We are seduced away from our spontaneous nature by the promise and illusion of security. The way of nature means embracing creative insecurity, moving with and effectively responding to, continuous and spontaneous change. By following the way of your nature and doing the work to which you are naturally suited, you enter the stream of your destiny. You have simply to flow with it. If, instead of following your nature, you choose your career to please your parents, to make more money, or to win social acceptance your destiny will escape you. Again, people often overlook their innate talents when making career choices, then complain that they don’t know what they are here on this Earth to do. They often become sidetracked by peripheral issues.

I’m not sure I’d call making money a “peripheral issue,” but Klodt’s observations are hard to deny.
I know I’ve always hated plants that have been trimmed in ways that deny their natural growth pattern. There are few things uglier than a tree that’s been topped to avoid a power line or a shrub that’s been pruned to fit a particular shape, unless it’s a bonsai, of course 😉

I do know from my experiences producing this web site that Klodt is also right when he says:

On the other hand, as you give your gifts and express your inmost nature in the outer world, you attract to yourself the people, circumstances, and resources you will need to fulfill your destiny. You enter a field of experience that, from a conventional perspective, seems magical, but in fact is only the natural state of your being. Spontaneous, creative action and synchronicity in relationships and events become the order of the day.

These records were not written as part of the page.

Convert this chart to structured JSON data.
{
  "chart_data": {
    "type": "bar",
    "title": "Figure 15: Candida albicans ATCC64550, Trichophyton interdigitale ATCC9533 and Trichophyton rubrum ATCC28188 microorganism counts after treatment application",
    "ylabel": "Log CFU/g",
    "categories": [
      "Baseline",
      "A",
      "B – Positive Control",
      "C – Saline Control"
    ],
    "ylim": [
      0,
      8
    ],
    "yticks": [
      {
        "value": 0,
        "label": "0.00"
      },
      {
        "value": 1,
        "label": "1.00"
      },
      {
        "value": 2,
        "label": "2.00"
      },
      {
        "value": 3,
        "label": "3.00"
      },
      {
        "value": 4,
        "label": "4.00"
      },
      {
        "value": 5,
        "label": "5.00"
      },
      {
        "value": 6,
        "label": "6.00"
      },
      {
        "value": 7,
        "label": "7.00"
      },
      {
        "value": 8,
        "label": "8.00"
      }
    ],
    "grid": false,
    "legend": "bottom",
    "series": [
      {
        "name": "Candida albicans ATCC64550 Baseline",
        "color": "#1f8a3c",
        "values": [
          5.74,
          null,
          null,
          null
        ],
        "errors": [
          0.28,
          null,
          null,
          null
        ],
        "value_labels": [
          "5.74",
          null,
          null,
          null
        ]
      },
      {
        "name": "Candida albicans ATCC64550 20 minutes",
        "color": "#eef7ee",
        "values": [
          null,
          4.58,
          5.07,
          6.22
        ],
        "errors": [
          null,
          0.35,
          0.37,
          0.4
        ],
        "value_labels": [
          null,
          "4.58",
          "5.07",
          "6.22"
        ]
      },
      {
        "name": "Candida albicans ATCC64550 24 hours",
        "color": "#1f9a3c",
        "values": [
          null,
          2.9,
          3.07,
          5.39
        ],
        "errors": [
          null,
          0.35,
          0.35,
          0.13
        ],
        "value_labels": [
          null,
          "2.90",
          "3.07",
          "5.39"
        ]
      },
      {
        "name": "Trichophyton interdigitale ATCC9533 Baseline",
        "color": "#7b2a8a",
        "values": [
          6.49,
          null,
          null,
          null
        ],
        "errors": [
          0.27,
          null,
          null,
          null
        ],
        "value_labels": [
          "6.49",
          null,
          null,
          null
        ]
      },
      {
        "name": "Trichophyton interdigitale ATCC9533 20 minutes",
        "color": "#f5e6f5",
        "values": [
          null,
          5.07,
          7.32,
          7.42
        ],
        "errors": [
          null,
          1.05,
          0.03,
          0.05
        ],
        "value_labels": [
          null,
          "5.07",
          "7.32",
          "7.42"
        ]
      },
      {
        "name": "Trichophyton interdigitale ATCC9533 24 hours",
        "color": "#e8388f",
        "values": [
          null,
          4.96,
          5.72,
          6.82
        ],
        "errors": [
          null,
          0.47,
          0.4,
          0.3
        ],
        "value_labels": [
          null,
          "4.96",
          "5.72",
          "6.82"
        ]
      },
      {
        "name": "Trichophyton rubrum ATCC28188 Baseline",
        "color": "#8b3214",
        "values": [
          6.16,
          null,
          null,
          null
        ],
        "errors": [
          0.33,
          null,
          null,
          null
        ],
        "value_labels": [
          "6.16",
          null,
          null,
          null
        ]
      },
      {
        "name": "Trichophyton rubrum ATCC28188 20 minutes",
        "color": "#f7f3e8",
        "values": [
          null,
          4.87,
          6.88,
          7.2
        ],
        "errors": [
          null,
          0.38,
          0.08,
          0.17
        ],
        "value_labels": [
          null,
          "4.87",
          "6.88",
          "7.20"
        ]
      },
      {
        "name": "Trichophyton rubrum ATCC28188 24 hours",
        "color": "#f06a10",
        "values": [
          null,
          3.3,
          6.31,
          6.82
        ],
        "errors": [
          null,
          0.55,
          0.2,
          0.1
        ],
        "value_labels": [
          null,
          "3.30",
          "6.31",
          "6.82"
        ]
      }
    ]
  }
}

You find yourself being at the right place at the right time. It is not anything you are consciously doing; you are simply allowing your own nature to move you into the flow of the Tao.

For me, at least, the best reason to spend so much time and money producing a web site is to attract others who share your interests and appreciate your efforts. Such a community has helped me to grow in ways it’s hard to imagine until you’ve actually been part of one. Virtual communities of poets, photographers, philosophers and programmers have enriched my life in ways I would never have imagined before blogging began.